Similar tests must also be carried out when products need to be prepared to be ready for use, i.e. concentrates need to be diluted or powders need to be reconstituted. Appropriate shelf lives and storage conditions must be specified for the unopened as well as for the prepared medicinal product.
Unfortunately, in most cases it is not possible to determine by sight whether a drug can still be used after improper storage. In the case of solutions, discoloration and/or precipitation may be an indication that a medicine has already degraded, unless such changes are explicitly mentioned in the package leaflet.

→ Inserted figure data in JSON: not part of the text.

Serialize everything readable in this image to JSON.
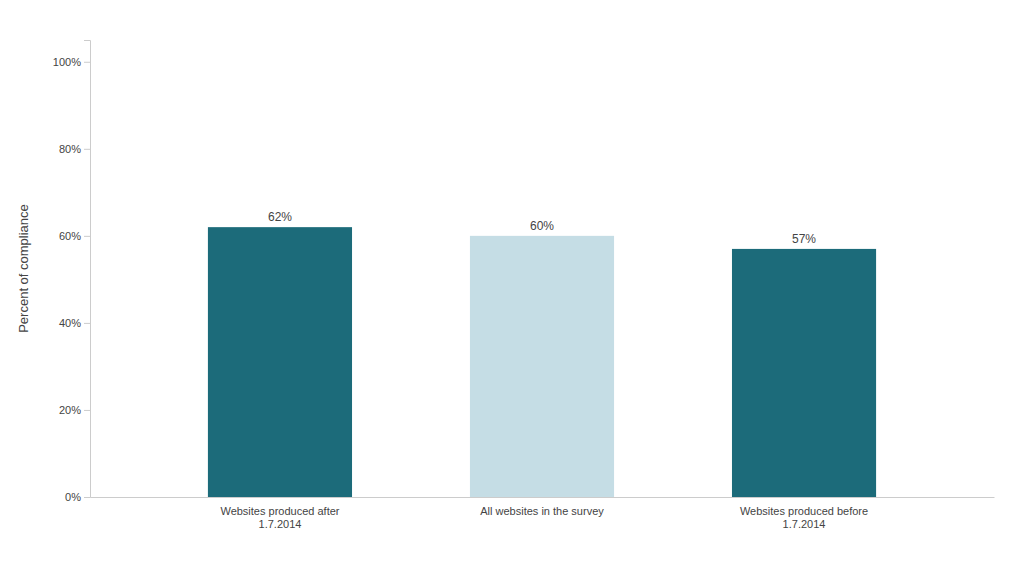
{
  "chart_data": {
    "type": "bar",
    "categories": [
      "Websites produced after\n1.7.2014",
      "All websites in the survey",
      "Websites produced before\n1.7.2014"
    ],
    "values": [
      0.62,
      0.6,
      0.57
    ],
    "value_labels": [
      "62%",
      "60%",
      "57%"
    ],
    "colors": [
      "#1c6b7a",
      "#c5dde5",
      "#1c6b7a"
    ],
    "ylabel": "Percent of compliance",
    "ylim": [
      0,
      1.05
    ],
    "yticks": [
      {
        "value": 0,
        "label": "0%"
      },
      {
        "value": 0.2,
        "label": "20%"
      },
      {
        "value": 0.4,
        "label": "40%"
      },
      {
        "value": 0.6,
        "label": "60%"
      },
      {
        "value": 0.8,
        "label": "80%"
      },
      {
        "value": 1.0,
        "label": "100%"
      }
    ],
    "grid": false,
    "data_labels": true
  }
}
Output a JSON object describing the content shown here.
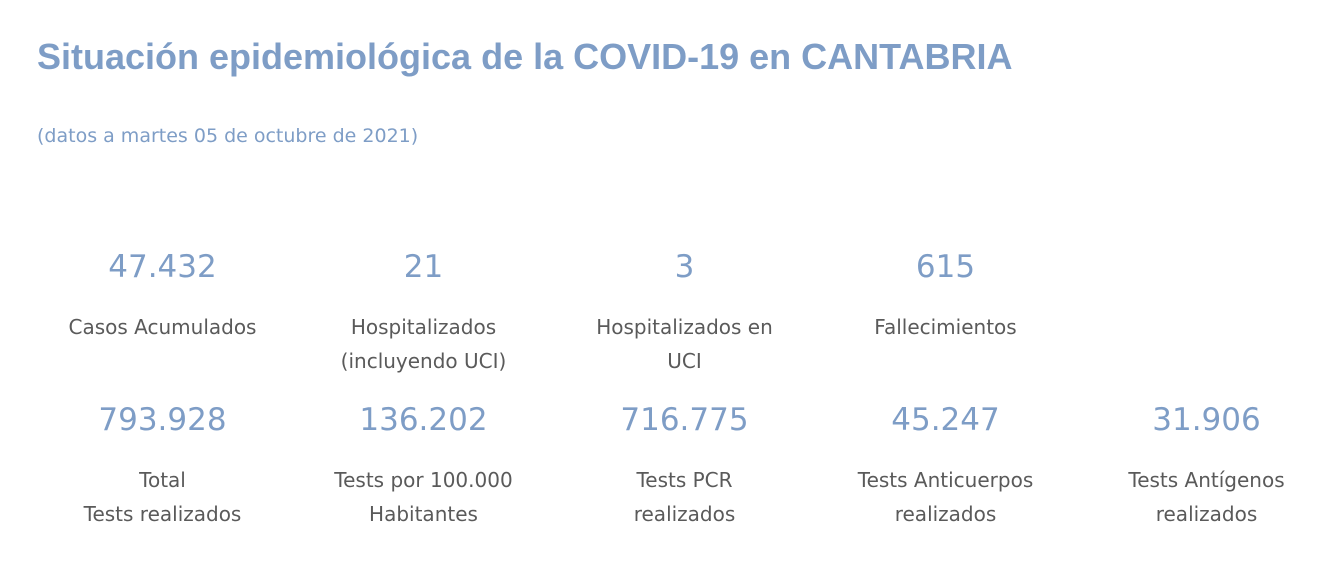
{
  "header": {
    "title": "Situación epidemiológica de la COVID-19 en CANTABRIA",
    "subtitle": "(datos a martes 05 de octubre de 2021)"
  },
  "stats_row_1": [
    {
      "value": "47.432",
      "label": "Casos Acumulados"
    },
    {
      "value": "21",
      "label": "Hospitalizados\n(incluyendo UCI)"
    },
    {
      "value": "3",
      "label": "Hospitalizados en\nUCI"
    },
    {
      "value": "615",
      "label": "Fallecimientos"
    }
  ],
  "stats_row_2": [
    {
      "value": "793.928",
      "label": "Total\nTests realizados"
    },
    {
      "value": "136.202",
      "label": "Tests por 100.000\nHabitantes"
    },
    {
      "value": "716.775",
      "label": " Tests PCR\nrealizados"
    },
    {
      "value": "45.247",
      "label": "Tests Anticuerpos\nrealizados"
    },
    {
      "value": "31.906",
      "label": "Tests Antígenos\nrealizados"
    }
  ],
  "colors": {
    "accent": "#7e9dc6",
    "label_text": "#5a5a5a",
    "background": "#ffffff"
  }
}
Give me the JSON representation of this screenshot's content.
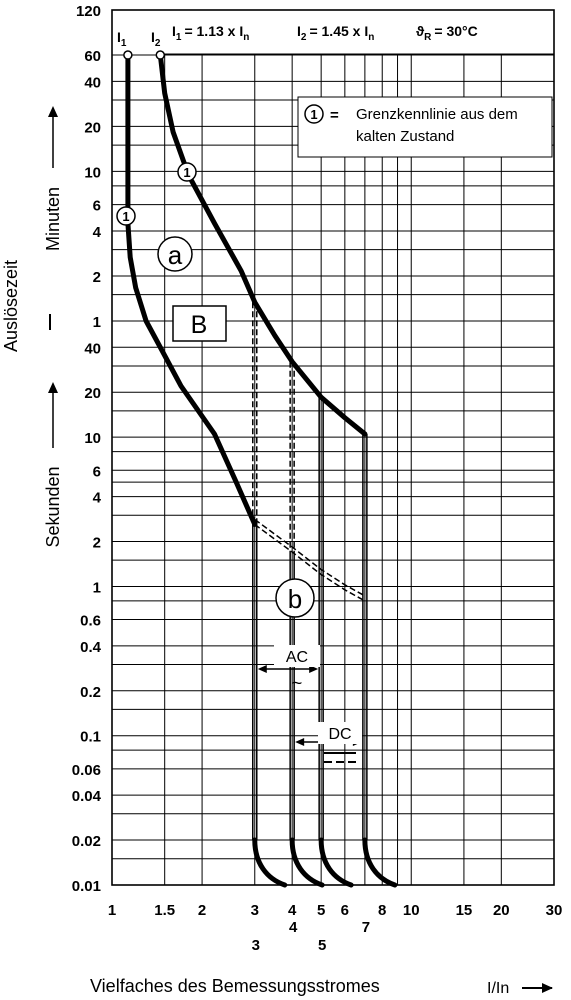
{
  "chart_data": {
    "type": "line",
    "title": "",
    "xlabel": "Vielfaches des Bemessungsstromes",
    "xunit": "I/In",
    "ylabel": "Auslösezeit",
    "ylabel_minutes": "Minuten",
    "ylabel_seconds": "Sekunden",
    "x_scale": "log",
    "y_scale": "log",
    "grid": true,
    "xlim": [
      1,
      30
    ],
    "x_ticks": [
      "1",
      "1.5",
      "2",
      "3",
      "4",
      "5",
      "6",
      "8",
      "10",
      "15",
      "20",
      "30"
    ],
    "x_extra_marks": [
      "1.5",
      "3",
      "4",
      "5",
      "7"
    ],
    "y_ticks_minutes": [
      "120",
      "60",
      "40",
      "20",
      "10",
      "6",
      "4",
      "2",
      "1"
    ],
    "y_ticks_seconds": [
      "40",
      "20",
      "10",
      "6",
      "4",
      "2",
      "1",
      "0.6",
      "0.4",
      "0.2",
      "0.1",
      "0.06",
      "0.04",
      "0.02",
      "0.01"
    ],
    "header": {
      "i1": "I",
      "i1_sub": "1",
      "i1_eq": "= 1.13 x I",
      "i2": "I",
      "i2_sub": "2",
      "i2_eq": "= 1.45 x I",
      "n_sub": "n",
      "temp": "ϑ",
      "temp_sub": "R",
      "temp_eq": "= 30°C"
    },
    "legend": {
      "marker": "1",
      "eq": "=",
      "line1": "Grenzkennlinie aus dem",
      "line2": "kalten Zustand"
    },
    "labels": {
      "region_a": "a",
      "curve_type": "B",
      "region_b": "b",
      "ac": "AC",
      "ac_symbol": "~",
      "dc": "DC",
      "cold_marker": "1"
    },
    "series": [
      {
        "points": [
          [
            1.13,
            3600
          ],
          [
            1.13,
            270
          ],
          [
            1.15,
            160
          ],
          [
            1.2,
            100
          ],
          [
            1.3,
            60
          ],
          [
            1.45,
            40
          ],
          [
            1.7,
            22
          ],
          [
            2.2,
            10.5
          ],
          [
            2.6,
            5
          ],
          [
            3,
            2.6
          ]
        ]
      },
      {
        "points": [
          [
            1.45,
            3600
          ],
          [
            1.5,
            2000
          ],
          [
            1.6,
            1100
          ],
          [
            1.8,
            570
          ],
          [
            2.2,
            270
          ],
          [
            2.7,
            130
          ],
          [
            3,
            80
          ],
          [
            3.5,
            48
          ],
          [
            4,
            32
          ],
          [
            5,
            18.5
          ],
          [
            6,
            13.5
          ],
          [
            7,
            10.5
          ]
        ]
      }
    ],
    "ac_range": [
      3,
      5
    ],
    "dc_range": [
      4,
      7
    ]
  }
}
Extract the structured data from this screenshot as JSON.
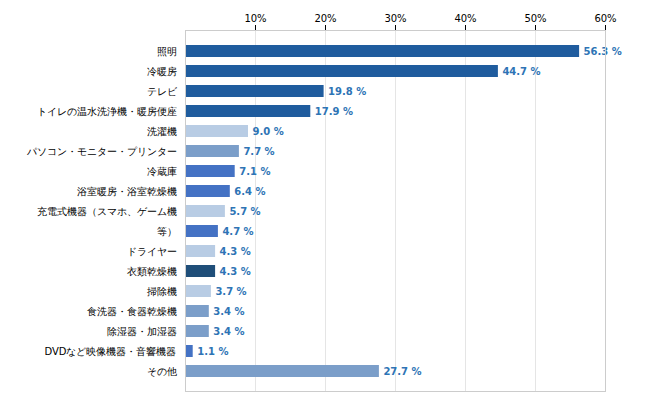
{
  "chart_data": {
    "type": "bar",
    "orientation": "horizontal",
    "categories": [
      "その他",
      "DVDなど映像機器・音響機器",
      "除湿器・加湿器",
      "食洗器・食器乾燥機",
      "掃除機",
      "衣類乾燥機",
      "ドライヤー",
      "等）",
      "充電式機器（スマホ、ゲーム機",
      "浴室暖房・浴室乾燥機",
      "冷蔵庫",
      "パソコン・モニター・プリンター",
      "洗濯機",
      "トイレの温水洗浄機・暖房便座",
      "テレビ",
      "冷暖房",
      "照明"
    ],
    "values": [
      27.7,
      1.1,
      3.4,
      3.4,
      3.7,
      4.3,
      4.3,
      4.7,
      5.7,
      6.4,
      7.1,
      7.7,
      9.0,
      17.9,
      19.8,
      44.7,
      56.3
    ],
    "value_labels": [
      "27.7 %",
      "1.1 %",
      "3.4 %",
      "3.4 %",
      "3.7 %",
      "4.3 %",
      "4.3 %",
      "4.7 %",
      "5.7 %",
      "6.4 %",
      "7.1 %",
      "7.7 %",
      "9.0 %",
      "17.9 %",
      "19.8 %",
      "44.7 %",
      "56.3 %"
    ],
    "colors": [
      "#7B9EC9",
      "#4472C4",
      "#7B9EC9",
      "#7B9EC9",
      "#B8CCE4",
      "#1F4E79",
      "#B8CCE4",
      "#4472C4",
      "#B8CCE4",
      "#4472C4",
      "#4472C4",
      "#7B9EC9",
      "#B8CCE4",
      "#1F5C9E",
      "#1F5C9E",
      "#1F5C9E",
      "#1F5C9E"
    ],
    "xlim": [
      0,
      60
    ],
    "xticks": [
      {
        "value": 10,
        "label": "10%"
      },
      {
        "value": 20,
        "label": "20%"
      },
      {
        "value": 30,
        "label": "30%"
      },
      {
        "value": 40,
        "label": "40%"
      },
      {
        "value": 50,
        "label": "50%"
      },
      {
        "value": 60,
        "label": "60%"
      }
    ],
    "grid": true,
    "data_labels": true
  }
}
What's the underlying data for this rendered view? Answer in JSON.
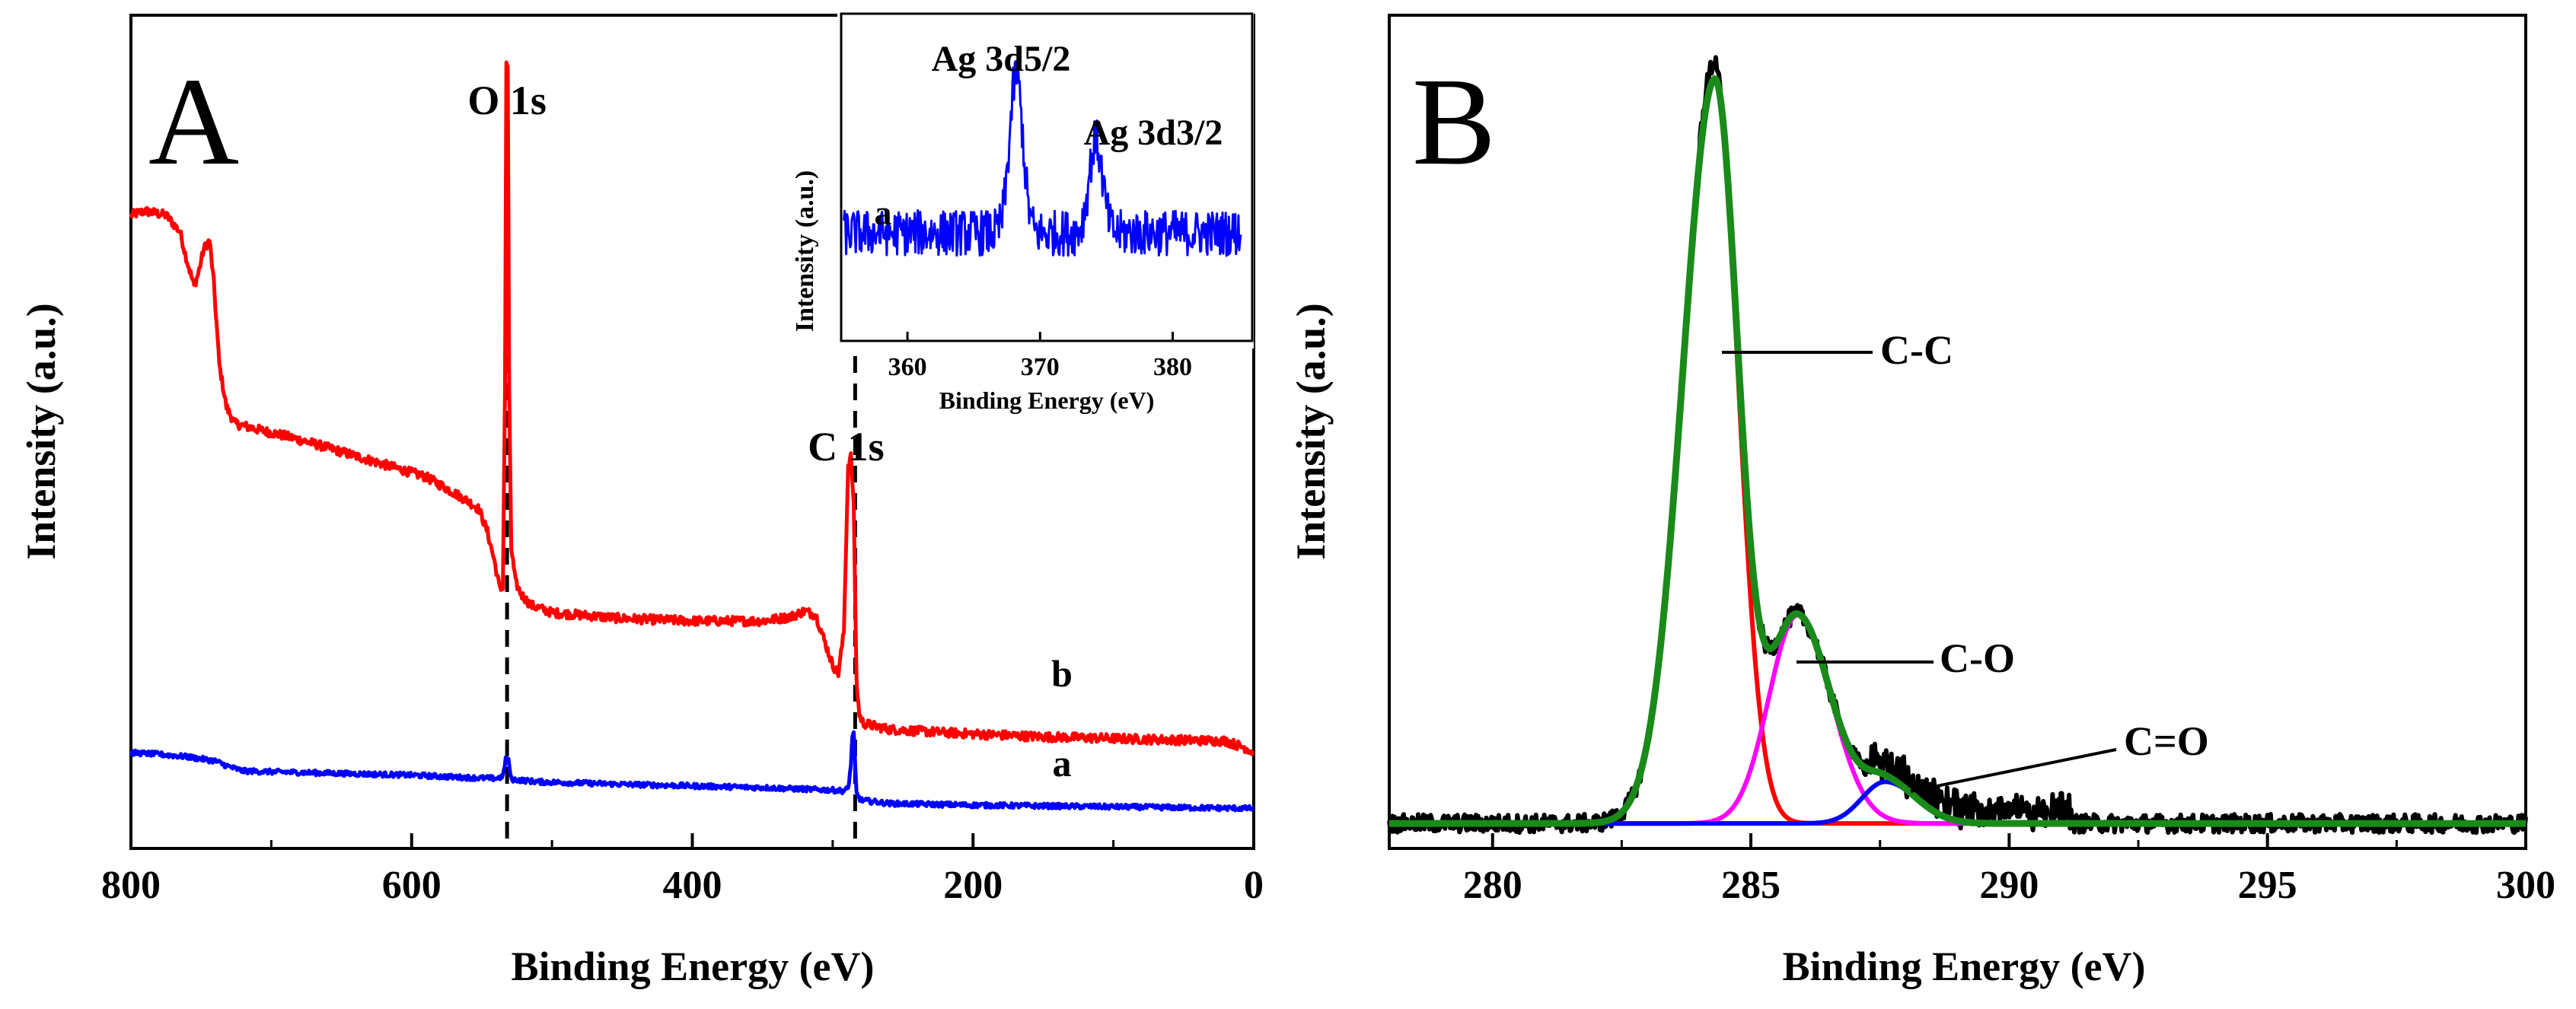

Factors that have a negative effect on the shelf life: high temperature, humidity and light
Generally, three main factors can negatively influence the shelf life of a medicine: high temperatures, high humidity and light. The worst place to store medicines is therefore the bathroom. However, many people still store their medicines there. It is advisable to store medicines in cooler rooms, such as bedrooms, out of the reach of children. If light protection is required for a medicine, this protection is usually ensured by the outer packaging. This is the reason why it is important to store the medicine in the cardboard box that it was sold in. The package leaflet should also always be kept, as it contains important information on the use of the medicinal product.
Storage at room temperature
Most medicinal products can be stored at room temperature (up to 25°C), storage under refrigeration is explicitly stated in the package leaflet and the labelling of the package. Generally, it is not advisable to store all medicines in the refrigerator since with the exception of those products that explicitly require such storage conditions (e.g. for vaccines and insulin), this can lead to a loss of quality. For example, active ingredients in solutions can precipitate due to cold, and the consistency of ointments can change adversely. Deep-freezing of vaccines destroys the effective components and therefore also leads to a significant decrease in efficacy.
In the case of antibiotic powders for oral solution, the drug in powder form may often be stored at room temperature for many months and years, but the suspension made ready for use must usually be kept refrigerated and may only be used for a few days due to its shorter shelf life.
Do not leave medicines in the car!
Especially during the summer, temperatures of over 60 to 70°C can quickly be reached in a car, destroying almost every medicine.
Storage of vaccines
Generally, patients obtain the vaccine from the pharmacy. If the vaccine is not immediately injected by a doctor, it is essential that the temperature for transport and storage specified in the package leaflet and the labelling of the packaging is observed.
Since vaccines are sensitive to light and heat, their effectiveness and tolerability may be impaired if stored improperly.
The following must be observed when transporting vaccines:
When transporting vaccines in cooling bags, care must be taken to ensure that no frozen cold packs (-20°C) are in direct contact with the vaccine packaging, as the vaccine may freeze.
Vaccines that do not require refrigeration can be transported or stored outside the refrigerator for a few hours. However, temperatures above +25°C and direct sunlight must be strictly avoided.